As relações contratuais para fins de exploração de imagem dos atletas, de qualquer espécie, passa por documentos separados, assim como em outros esportes. O mais interessante no caso dos “cyberatletas” é a questão do streaming como fonte de renda, sobre esse tema André explica:
“Por fim e não menos importante, considerando que a maioria dos atletas exerce atividades de streaming, ou seja, exercem uma atividade de natureza civil desvinculada da sua relação trabalhista na condição de atleta profissional de esports, geralmente, os clubes celebram um terceiro instrumento junto aos atletas, qual seja o contrato de prestação de serviços de streaming.”
Como o Direito Brasileiro enxerga o cenário de e-sports nacional?
Em todo o direito, leva-se um bom tempo para que algo mereça atenção especial, ainda mais quando o uso de leis já existentes servem para resolver os casos em novas áreas.
A resposta mais simples para essa pergunta é: ainda é cedo e o mercado novo, mas isso não reduz a importância futura da criação de dispositivos próprios.
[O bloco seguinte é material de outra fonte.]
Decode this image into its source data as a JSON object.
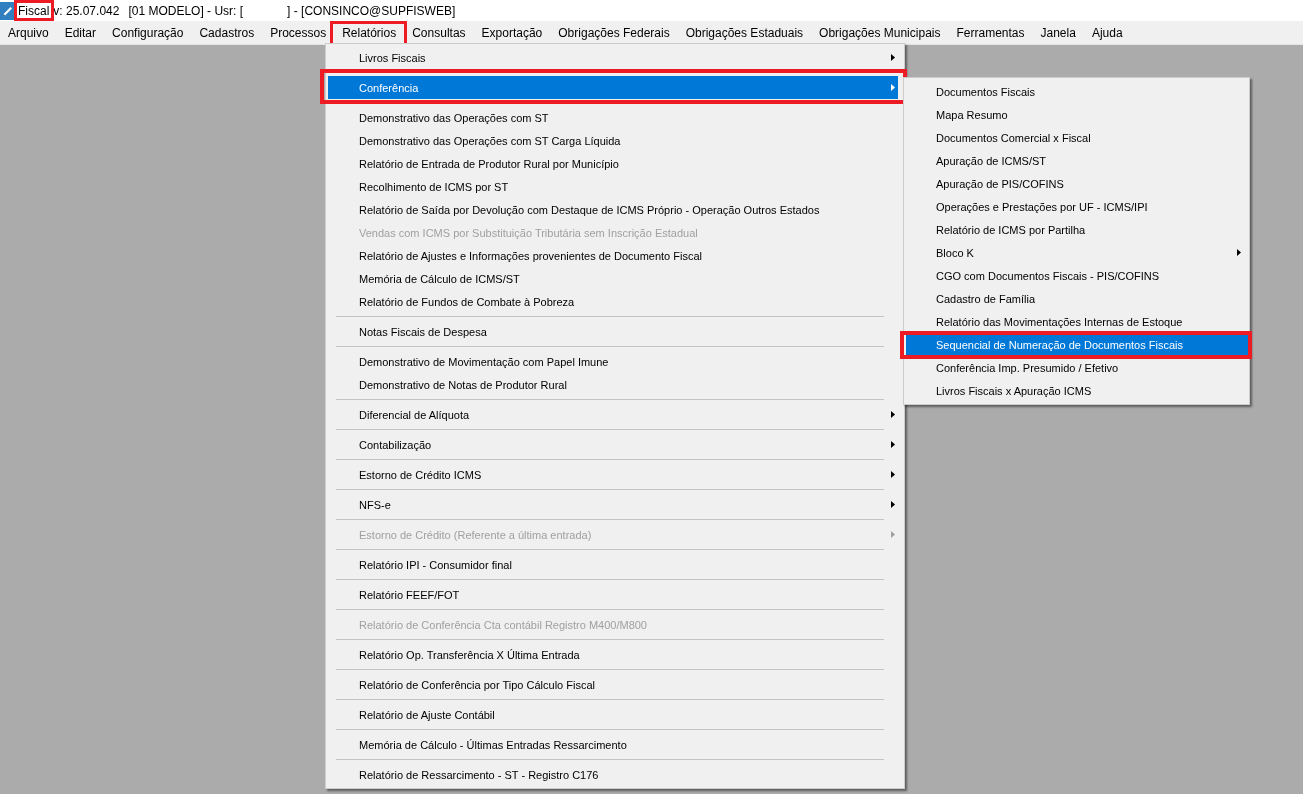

“Atualmente, ainda que existam projetos de lei em trâmite junto às casas legislativas, quais sejam o PL 383/2017 (nacional) e 1512/2017 (estadual — SP), porém não há nenhuma legislação própria e específica aplicada aos e-sports em vigor. Entretanto, conforme o entendimento majoritário de diversos especialistas e até mesmo da jurisprudência de que os e-sports se enquadram como modalidade esportiva, a aplicação legislativa que se amolda a esse mercado é a Lei Pelé, entre outras complementares em atenção à multidisciplinaridade existente, por conseguinte, se recorrem às legislações que incidem nas relações entre clubes e atletas a exemplo das mencionadas anteriormente.”
A maioria dos atletas de e-sports é jovem ou menor de idade, o que o Direito diz?
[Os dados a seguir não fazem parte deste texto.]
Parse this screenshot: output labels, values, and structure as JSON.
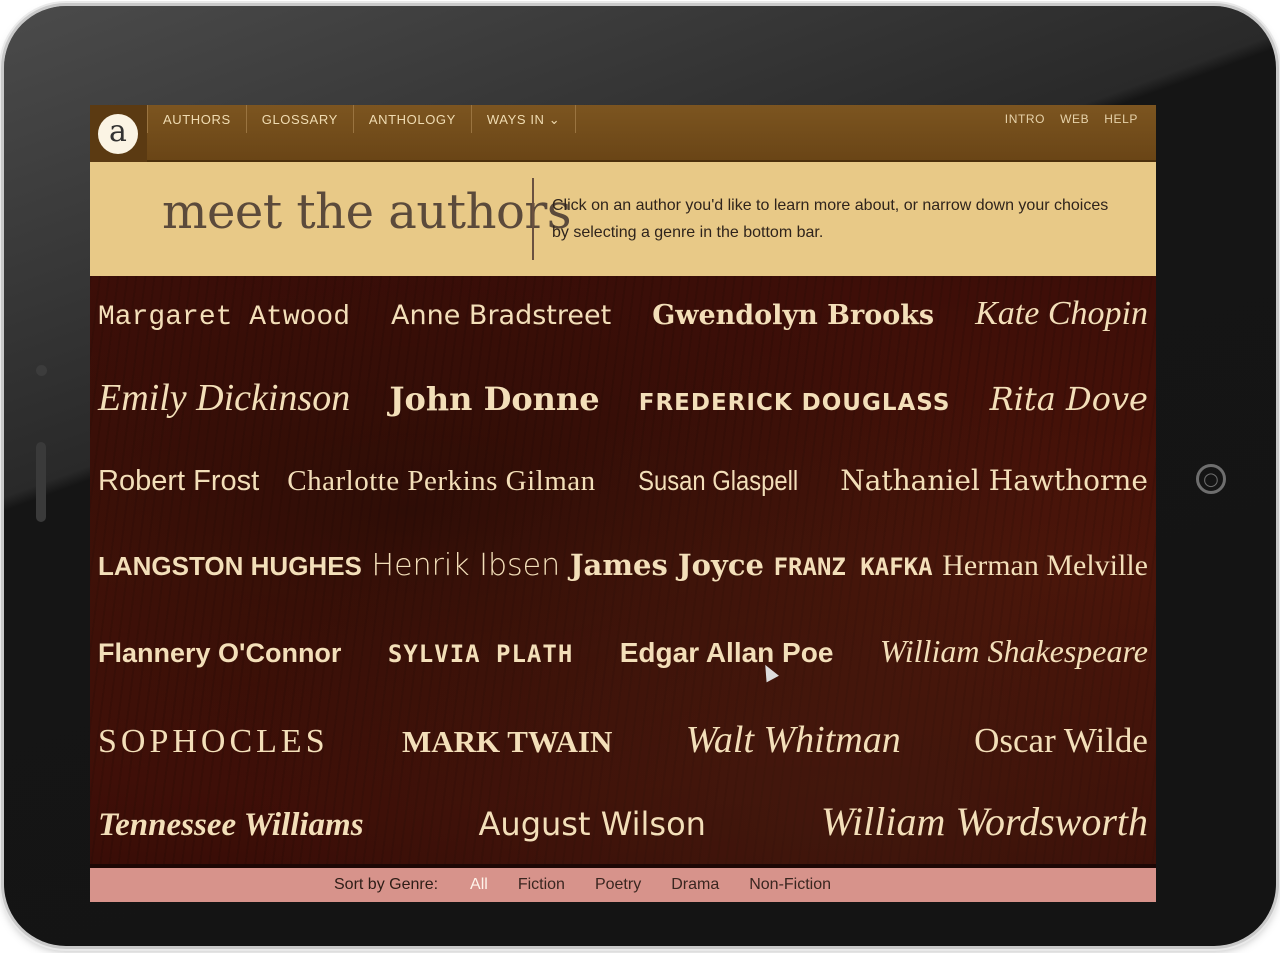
{
  "nav": {
    "logo_letter": "a",
    "items": [
      "AUTHORS",
      "GLOSSARY",
      "ANTHOLOGY",
      "WAYS IN ⌄"
    ],
    "right_items": [
      "INTRO",
      "WEB",
      "HELP"
    ]
  },
  "header": {
    "title": "meet the authors",
    "description": "Click on an author you'd like to learn more about, or narrow down your choices by selecting a genre in the bottom bar."
  },
  "authors": [
    "Margaret Atwood",
    "Anne Bradstreet",
    "Gwendolyn Brooks",
    "Kate Chopin",
    "Emily Dickinson",
    "John Donne",
    "FREDERICK DOUGLASS",
    "Rita Dove",
    "Robert Frost",
    "Charlotte Perkins Gilman",
    "Susan Glaspell",
    "Nathaniel Hawthorne",
    "LANGSTON HUGHES",
    "Henrik Ibsen",
    "James Joyce",
    "FRANZ KAFKA",
    "Herman Melville",
    "Flannery O'Connor",
    "SYLVIA PLATH",
    "Edgar Allan Poe",
    "William Shakespeare",
    "SOPHOCLES",
    "MARK TWAIN",
    "Walt Whitman",
    "Oscar Wilde",
    "Tennessee Williams",
    "August Wilson",
    "William Wordsworth"
  ],
  "genre_bar": {
    "label": "Sort by Genre:",
    "options": [
      "All",
      "Fiction",
      "Poetry",
      "Drama",
      "Non-Fiction"
    ],
    "selected": "All"
  },
  "colors": {
    "nav_bg": "#6a4516",
    "header_bg": "#e8c987",
    "author_bg": "#4b1409",
    "author_text": "#f3dfb9",
    "genre_bar_bg": "#d7938b"
  }
}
Agora vamos a uma questão fundamental entre o Direito e os e-sports: como se tratam as relações entre menores de idade que exercem profissionalmente o papel de atletas nos jogos?
A dúvida é muito pertinente, principalmente, devido aos números maiores e crescentes de atletas entrando nesse mercado. Chamando a atenção para uma determinação específica, André Fehér explica:
“Sobre o tema, é importante elucidar como premissa que atletas menores de idade, seja por uma relação profissional ou amadora, deve ter sempre a anuência dos representantes legais do Atleta, quando o atleta for incapaz absoluto (menos de 16 anos) — Art. 3° da Lei. 10.406/02, ou de seus assistentes, quando a incapacidade for relativa (entre 16 e 18 anos) — Art. 4° da Lei. 10.406/02.”
E justamente pela aplicação da Lei Pelé, os clubes podem firmar contratos de “formação” — como as categorias de base dos clubes de futebol — desde que os atletas sejam maiores de 14 e menores de 20 anos, segundo o art. 29 e seus parágrafos.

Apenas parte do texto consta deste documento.